I ran the same query, which involves joining two tables A and B, when B had no index at all and then added a PK clustered index on the ID column used for joining to it. The time elapsed when there was no index was actually faster?
No index result:
Table 'Table_A'. Scan count 5, logical reads 1764, ... Table 'Table_B'. Scan count 10, logical reads 16976, ... SQL Server Execution Times: CPU time = 859 ms, elapsed time = 269 ms.
Added PK clustered index to Table_B
Table 'Table_A'. Scan count 1, logical reads 445, ... Table 'Table_B'. Scan count 2, logical reads 17026, ... SQL Server Execution Times: CPU time = 1046 ms, elapsed time = 1053 ms.
Even though the IO numbers are higher when Table_B had no index, how could it be faster still? And how could a table with index slower than without? Any logical explanation?
Looking at the ratio of elapsed time to CPU time for both queries, we can see that the “no index” query benefited from parallelism – CPU time was about 3 times greater than elapsed time.
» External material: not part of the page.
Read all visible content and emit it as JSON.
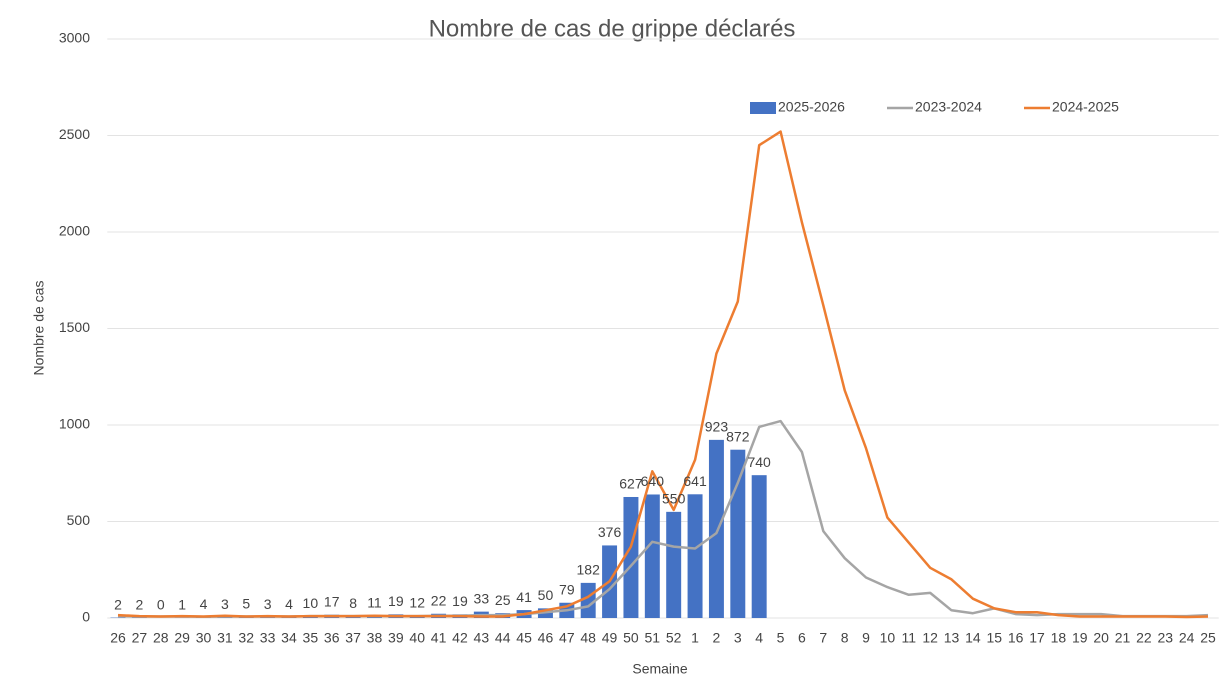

After adding the clustered index to Table_B, you got a serial version of that execution plan (CPU time and elapsed time were about equal). Or maybe an entirely different serial execution plan, but the fact that Table_B was scanned twice as often as Table_A in both queries makes me think the general plan shape could be the same.
With the clustered index in place, perhaps the optimizer reasoned that it could take advantage of the sorted nature of the clustered index, and thus didn’t need to incur the overhead of parallelism.
In this case, that seems like a good decision by the optimizer overall: the second query used less CPU cores, read less data pages, at the cost of a small increase in elapsed time
If you edit your question to include more details (actual execution plan, table definitions, sample data), then someone might be able to provide an answer more specific to your situation.
As already answered by Mr. Josh Darnell in detail about the decision made by optimizer and details on parallelism due to pre-sorted data, I would like to add my bit in the answer that, we mostly rely on logical reads for measuring performance and not the time because time varies a lot based on many factors like load on the server, network, disk etc(You can test it by running the same query multiple time and check duration) whereas logical reads will remain consistent no matter how many times you run except the only exceptions wherein maintenance job has been run or statistics have been updated or change in the index.
Having said that, if you note the difference between time elapsed in first query and second query, it is very minimal whereas logical reads are 5 times lesser(scan count). I know it could sound too much since numbers are very small here however if we take this on a larger scale, the data brought by optimizer in memory to satisfy query will be 5 times lesser than that of with clustered index compared to the one with non-clustered index.
This is the reason its best practice to have clustered index in place in almost all scenarios except when its a staging database where only insert takes places and select query is run seldom.